Kızın bu haline bir filmi seyreder gibi bakıp, sevmediği kanalı değiştirmek ister gibi arandı.

Kız doğruldu bunu sana söylememeliyim, biliyorum, benim oyun oynadığımı düşüneceksin, biliyorum, beni o kadar sevmiyorsun, biliyorum, belki beni hiç sevmeyecek, bir daha görmek istemeyeceksin, biliyorum diye başladı. Arkasından ne geleceğini merak etse mi, yoksa burada bıraksa mı dinlemeyi, karar veremedi. Ama ne düşünürsen düşün, bunu sana söylemem lazım, ne olursun beni affet, ne olursun beni affet. Bakışları kızın kurumuş gözyaşlarını yeni farkettiği gözlerine dikildi. İntiharımın sebebi şeydi, yani ben o gün, şeyi öğrendim, hamile olduğumu...

İlk anda tahayyül edilemez bir şaşkınlık, sonra kızın gözlerinden uzaklaşan düşüncelerin getirdiği bir ferahlık. Çözümü olmayan bir şey değil bu. Düşüncesi yüzüne aksettiğinde kızın cevabı geldi. Üç aylık.

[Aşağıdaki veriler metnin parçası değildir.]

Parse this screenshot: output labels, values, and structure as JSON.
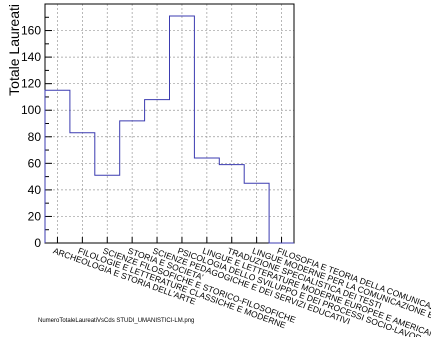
{
  "chart_data": {
    "type": "bar",
    "style": "histogram-step",
    "ylabel": "Totale Laureati",
    "xlabel": "",
    "title": "",
    "ylim": [
      0,
      180
    ],
    "yticks": [
      0,
      20,
      40,
      60,
      80,
      100,
      120,
      140,
      160
    ],
    "grid": true,
    "line_color": "#3b3bb0",
    "categories": [
      "ARCHEOLOGIA E STORIA DELL'ARTE",
      "FILOLOGIE E LETTERATURE CLASSICHE E MODERNE",
      "SCIENZE FILOSOFICHE E STORICO-FILOSOFICHE",
      "STORIA E SOCIETA'",
      "SCIENZE PEDAGOGICHE E DEI SERVIZI EDUCATIVI",
      "PSICOLOGIA DELLO SVILUPPO E DEI PROCESSI SOCIO-LAVORATIVI",
      "LINGUE E LETTERATURE MODERNE EUROPEE E AMERICANE",
      "TRADUZIONE SPECIALISTICA DEI TESTI",
      "LINGUE MODERNE PER LA COMUNICAZIONE E ...",
      "FILOSOFIA E TEORIA DELLA COMUNICAZIONE"
    ],
    "values": [
      115,
      83,
      51,
      92,
      108,
      171,
      64,
      59,
      45,
      0
    ]
  },
  "footer": {
    "filename": "NumeroTotaleLaureatiVsCds STUDI_UMANISTICI-LM.png"
  }
}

Ne! Üç aydır farketmedin mi?

Yani, biliyorsun, ben seninle ilk beraber olduğumuzda, hani o zamanlar yani şey... Ellerini çözdü, ellerini yakaladı, gözlerini dikip, aynen filmlerdeki gibi ben bu çocuğu doğurmak istiyorum dedi.

İçinde bir baraja dolar gibi yükselen öfkeyi farketti. Ne demek doğurmak istiyorum?

Doktorlar bir operasyonun sağlığım için tehlikeli olduğunu söylüyorlardı. Ben de sana söylemektense intihar etmeyi denedim, ama başaramadım, sonra o geceyi yaşadıktan sonra, insanlar senin ne kadar üzgün olduğunu anlatıyorlardı, bu çocuğu doğurmak istediğime karar verdim. Senin yanımda olacağına inanıyorum, ama olmasan da çocuğumuzu doğuracağım.

Hışımla kalktı, uzun zamandır ilk defa samimi olabilecek olmanın rahatlığıyla kapıyı çarpıp çıktı.

Öğleden sonra kızın babasının bazı tanıdıkları işyerinde kendisini ve müdürünü ziyaret ettiler, şefi raporu bitirmediğiyle değil, damatlığıyla ilgili sorular sormaya başladı, nasıl tanıştınız, evlenmeye nasıl ikna ettin, nikah ne zaman? Tüyleri diken diken, daha bir tuvalet süresi kadar bile düşünmediği konuya dair cevaplar vermeye çalıştı. Kızın babası etkili bir adamdı ve dişlerini göstermişti işte.

Ailesine de seni sevdiği ve evlenmenize izin vermeyeceklerini düşündüğü için intihara kalkıştığını söylemiş dedi hastanedeki şuh kokulu arkadaşı telefon edip. Ne yapacaksın? diye de ekledi sonunda.

Bilmiyorum demekten nefret ediyordu, düşünüyorum demeyi tercih etse,müdürünün işten atmak için fazla düşünmeyeceğini tahmin etti. Herhalde kabul edeceğim, bir kere daha konuşmam gerek dedi.

Bir kere daha konuştular. Daha sakin bir konuşmaydı. Sevmediği, hayatını geçirmek istemediği bir insanla neden evlenmek istediğine ikna olmaya çabaladı ve başardı. Rol yapmaktaki becerisi kendine karşı da çalışıyordu.

Üç hafta içinde her yerde rastlanan bir merasimle evlendiler.

Dört yıl sonra, o şuh kokulu kıza ağlayarak artık bitirmeliyiz, hem karım da artık şüpheleniyor, onu bırakamam, o benim her şeyim diyerek son defa sarılırken, kız buna bakıp, intikamını dişlerinin arasında yuvarlayıp tükürürmüş gibi: O çocuk senden değil biliyor musun, o gece de aslında intihar-mintihar etmemişti, ilaçları aldıktan on dakika sonra hastanedeydik zaten deyiverdi.